Les autorités chinoises ont donné un accord de principe à plusieurs grands groupes technologiques du pays, dont Alibaba, pour préparer l’achat de puces d’intelligence artificielle H200 du fabricant américain Nvidia
Selon les mêmes sources, Pékin pourrait conditionner ces achats à l’acquisition préalable d’un certain nombre de puces produites localement, bien qu’aucun seuil précis n’ait encore été fixé. Ces négociations s’inscrivent dans un contexte de discussions commerciales sensibles entre la Chine et les États-Unis, les puces H200 étant devenues un enjeu stratégique.
Les nouvelles orientations de Pékin contredisent des informations antérieures selon lesquelles les autorités bloquaient les livraisons de H200. Le Financial Times avait rapporté la semaine dernière que certains fournisseurs avaient suspendu leur production. De son côté, l’administration américaine a indiqué que les H200, considérées comme des puces de génération précédente, pouvaient être exportées vers la Chine malgré les restrictions imposées sur les composants les plus avancés pour des raisons de sécurité nationale.
Selon Bloomberg, la Chine pourrait autoriser certaines importations de H200 dès ce trimestre, tout en interdisant leur utilisation par des agences sensibles et des infrastructures critiques. Cette distinction reste toutefois sujette à débat.
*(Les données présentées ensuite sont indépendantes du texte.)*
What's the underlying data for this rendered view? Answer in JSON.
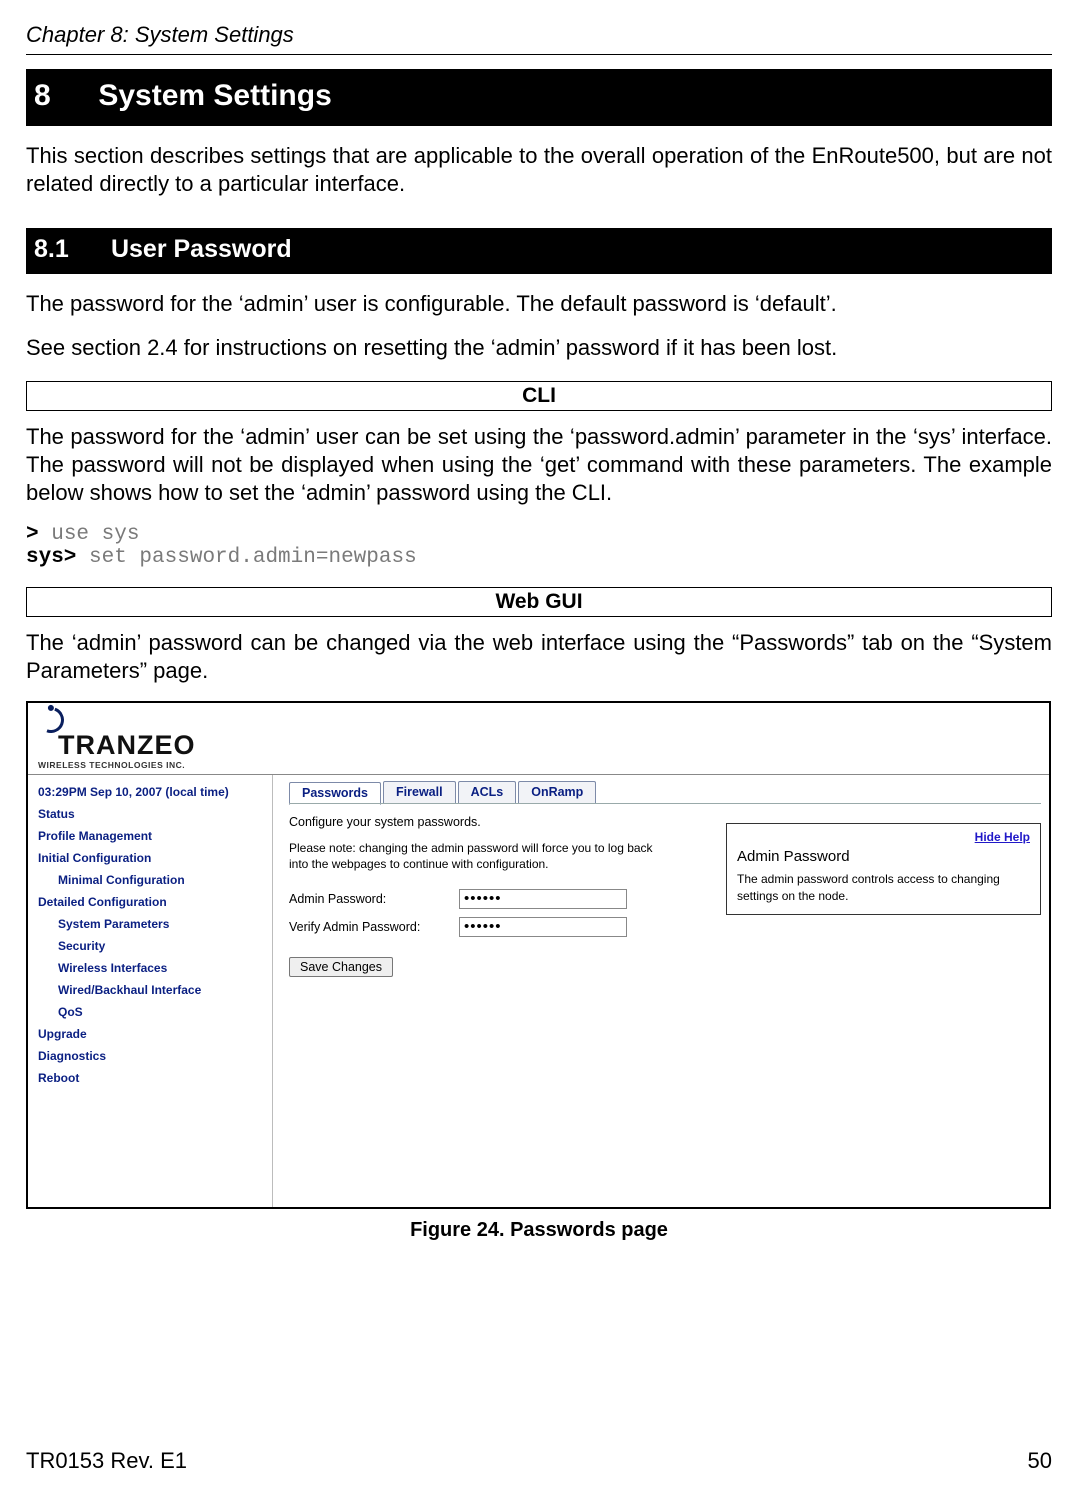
{
  "doc": {
    "chapter_header": "Chapter 8: System Settings",
    "h1_num": "8",
    "h1_title": "System Settings",
    "intro": "This section describes settings that are applicable to the overall operation of the EnRoute500, but are not related directly to a particular interface.",
    "h2_num": "8.1",
    "h2_title": "User Password",
    "p1": "The password for the ‘admin’ user is configurable. The default password is ‘default’.",
    "p2": "See section 2.4 for instructions on resetting the ‘admin’ password if it has been lost.",
    "cli_label": "CLI",
    "cli_p": "The password for the ‘admin’ user can be set using the ‘password.admin’ parameter in the ‘sys’ interface. The password will not be displayed when using the ‘get’ command with these parameters. The example below shows how to set the ‘admin’ password using the CLI.",
    "cli_line1_prompt": ">",
    "cli_line1_cmd": " use sys",
    "cli_line2_prompt": "sys>",
    "cli_line2_cmd": " set password.admin=newpass",
    "webgui_label": "Web GUI",
    "webgui_p": "The ‘admin’ password can be changed via the web interface using the “Passwords” tab on the “System Parameters” page.",
    "figcaption": "Figure 24. Passwords page",
    "footer_left": "TR0153 Rev. E1",
    "footer_right": "50"
  },
  "gui": {
    "logo_line1": "TRANZEO",
    "logo_line2": "WIRELESS  TECHNOLOGIES INC.",
    "time": "03:29PM Sep 10, 2007 (local time)",
    "sidebar": [
      {
        "label": "Status",
        "indent": 0
      },
      {
        "label": "Profile Management",
        "indent": 0
      },
      {
        "label": "Initial Configuration",
        "indent": 0,
        "head": true
      },
      {
        "label": "Minimal Configuration",
        "indent": 1
      },
      {
        "label": "Detailed Configuration",
        "indent": 0,
        "head": true
      },
      {
        "label": "System Parameters",
        "indent": 1
      },
      {
        "label": "Security",
        "indent": 1
      },
      {
        "label": "Wireless Interfaces",
        "indent": 1
      },
      {
        "label": "Wired/Backhaul Interface",
        "indent": 1
      },
      {
        "label": "QoS",
        "indent": 1
      },
      {
        "label": "Upgrade",
        "indent": 0
      },
      {
        "label": "Diagnostics",
        "indent": 0
      },
      {
        "label": "Reboot",
        "indent": 0
      }
    ],
    "tabs": [
      {
        "label": "Passwords",
        "active": true
      },
      {
        "label": "Firewall",
        "active": false
      },
      {
        "label": "ACLs",
        "active": false
      },
      {
        "label": "OnRamp",
        "active": false
      }
    ],
    "desc": "Configure your system passwords.",
    "note": "Please note: changing the admin password will force you to log back into the webpages to continue with configuration.",
    "field1_label": "Admin Password:",
    "field1_value": "••••••",
    "field2_label": "Verify Admin Password:",
    "field2_value": "••••••",
    "save_label": "Save Changes",
    "help": {
      "hide": "Hide Help",
      "title": "Admin Password",
      "body": "The admin password controls access to changing settings on the node."
    }
  }
}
Parallèlement, la Chine poursuit sa stratégie d’autosuffisance technologique, soutenue par un nouveau programme d’incitations pouvant atteindre 70 milliards de dollars pour renforcer son industrie des semi-conducteurs. À la mi-2025, les autorités avaient déjà recommandé aux entreprises locales de limiter l’usage de certaines puces Nvidia moins performantes, comme les H20, et de suspendre les commandes de processeurs RTX Pro 6000D destinés à des applications d’intelligence artificielle.